Уйти от греха, а то, пожалуй, опомнится да назад потребует". И все пассажиры показались Никите Федорычу такими хорошими и добрыми, а речи их такими разумными, что он тотчас же со всеми перезнакомился и до такой степени стал весел и разговорчив, что и пассажиры про него то же самое подумали, что и капитан с богатырем рабочим. Грязная, плохими лачугами обстроенная Бакалда восторженным глазам Меркулова представлялась прекрасно устроенной пристанью; самое небо с нависшими свинцовыми тучами — ясным, лучезарным, как будто итальянским. Одно лишь было ему не по мысли — очень уж долго, по его мнению, медлили сборами, долго не отваливали.
Подняли, наконец, сходни (Сходня или сходни — доска с набитыми на ней брусками для схода с судна на берег.), и пароход, заворотив кверху, быстро побежал, извергая из железных уст клубы густого черного дыма и снопы огненных искр… Мерно бьет он крылами многоводное лоно русских рек и ручьев, кипит по бокам его мощно рассекаемая влага, а он летит все быстрей, все вперед. Берега так и мелькают. На широких, белых как снег, парусах и топселях (Топсель — верхний парус; он поменьше нижнего — коренного, или ходового.) одни за другими вылетают длинные расшивы с высокими носами, с узкими кормами, с бортами, огороженными низкими перильцами; вдогонку за ними бегут большие, грузные, но легкие на ходу гусянки с небольшой оснасткой и с низкими, открытыми бортами; дальше черепашьим шагом плетутся нагруженные пермскою солью уемистые, неуклюжие ладьи, бархоты, шитики и проконопаченные мочалом межеумки, вдали сверкают белизной ветлужские сплавные беляны, чернеют густо осмоленные кладнушки. Всех далеко за собою оставляя, вольной птицей летит по реке пароход, а Меркулову кажется, что он чуть ли не на мель сел… Ох, если бы крылья — так бы вот и ринулся он вперед соколиным полетом…
Не сидится Никите Федорычу в тесной, душной каюте, вышел он на палубу освежиться. С левого берега подувало холодным ветром, то и дело начинался косой дождик, но, только что припустит хорошенько, тотчас притихнет, а потом опять и опять. Быстро тучи несутся по небу, берега и река вечерним сумраком кроются…
Пассажиры, укрываясь от непогоды, все сидят по каютам, один Меркулов остается на кормовой палубе. Походил он, походил взад и вперед, к паровику подошел и долго, пристально глядел, как ровно, мерно, почти беззвучно поднимаются и опускаются рычаги машины. Долго стоял он тут, защищенный от ветра и дождя каютками капитана и лоцмана, что построены над колесными кожухами. Насмотревшись вдоволь на машину, Никита Федорыч подошел к перильцам, отделявшим палубу третьего класса, и окинул глазами там бывших. Одно лицо показалось ему знакомым. Русый, лет сорока, невысокого роста, в теплой суконной сибирке, только что потрапезовал он на сон грядущий и, сбираясь улечься на боковую, обратился лицом к востоку, снял картуз и стал на молитву, крестясь по старине двуперстно. Стоял он прямехонько перед Меркуловым. Вглядываясь в лицо его, Никита Федорыч больше и больше убеждался, что где-то видал он этого человека…

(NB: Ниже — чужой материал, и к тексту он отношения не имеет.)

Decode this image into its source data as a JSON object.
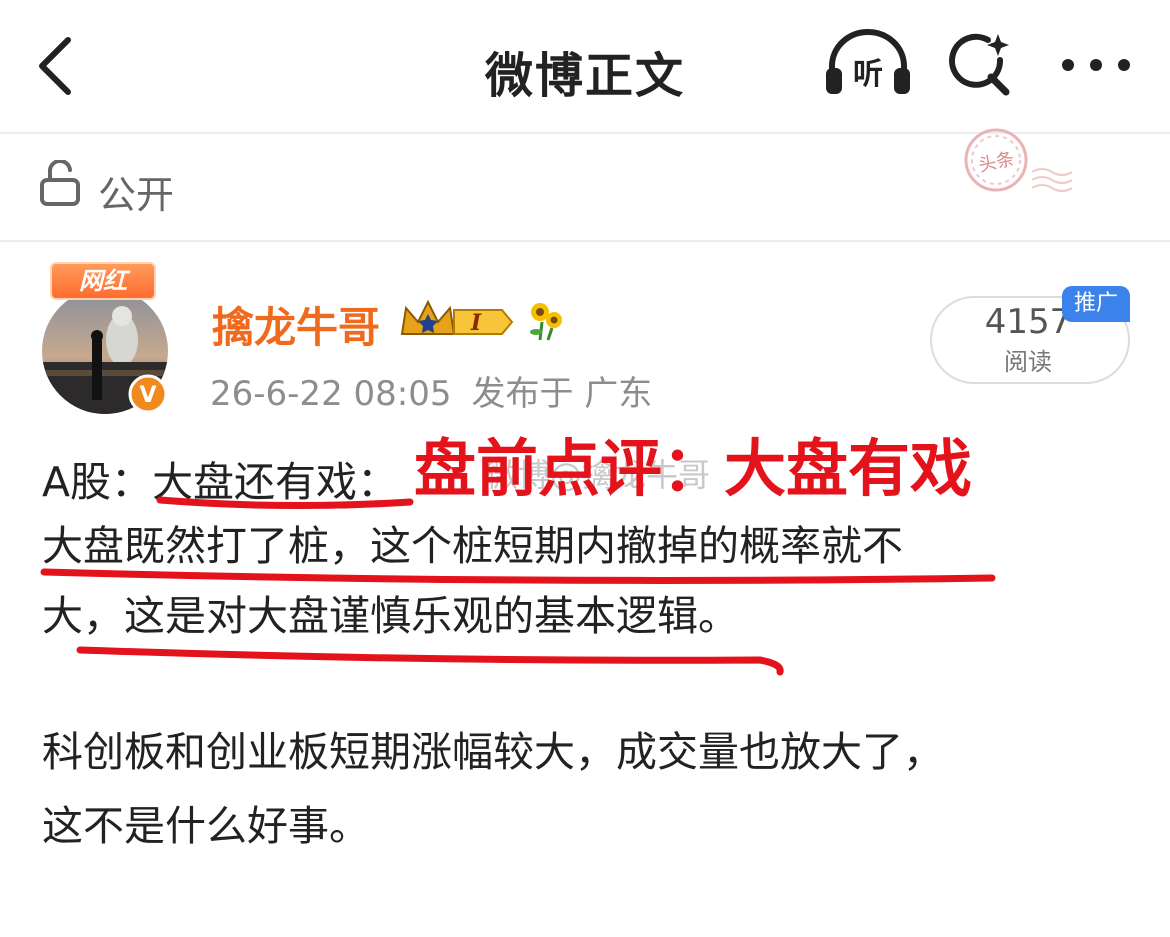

Усильно старается он вспомнить, где и когда встречался с этим русым, но, как нарочно, совсем захлестнуло у него в памяти… А любопытство меж тем возбудилось до крайности, и, только что русый кончил молитву, Меркулов подошел и спросил:
— Кажется, мы где-то с вами видались? Пристально поглядел русый на Меркулова.
— Ах, батюшки! — вскликнул он. — Никак господин Меркулов будете?
— Он самый, — молвил Никита Федорыч, радуясь, что русый признал его.Скажите, однако, где мы с вами видались? У меня что-то из памяти вон.
— В Питере, сударь, в Питере, — весело отвечал русый. — В Питере, у Дмитрия Петровича Веденеева. — В приказчиках у его милости служу. Флор Гаврилов, ежели припомните…
— Ах, Флор Гаврилыч! Как я рад, что встретился с вами! — говорил с увлеченьем Меркулов. — Где теперь Дмитрий Петрович?
— У Макарья в ярманке, — отвечал Флор Гаврилов. — Еду к нему с отчетами из Саратова.
— Как я рад, как я рад такой приятной встрече, — говорил Никита Федорыч, обнимая и крепко целуя Флора Гаврилова, к немалому изумлению веденеевского приказчика. Что за светло воскресенье нашло на него, — думает Флор Гаврилов. И вспало ему на ум то же самое, что подумалось и капитану, и рабочему с богатырскими плечами, и пассажирам: «Хлебнул, должно быть, ради сырой погоды».
— Давно ли Митенька в ярманке? — спросил Меркулов у Флора Гаврилова.
— Дмитрий-от Петрович? Да как вам доложить — дня за три либо за четыре до первого спаса туда прибыли. Теперь вот уж без малого месяц, — сказал Флор Гаврилов.
— Где пристал? На Гребновской, что ли; на барже? — спрашивал Никита Федорыч.
— Как возможно!.. — молвил Флор Гаврилов. — И далеко там и грязно, а уж вонь такая, что не приведи господи. Теперь на самой ярманке много гостиниц понастроили, хозяевам по пристаням не след теперь проживать.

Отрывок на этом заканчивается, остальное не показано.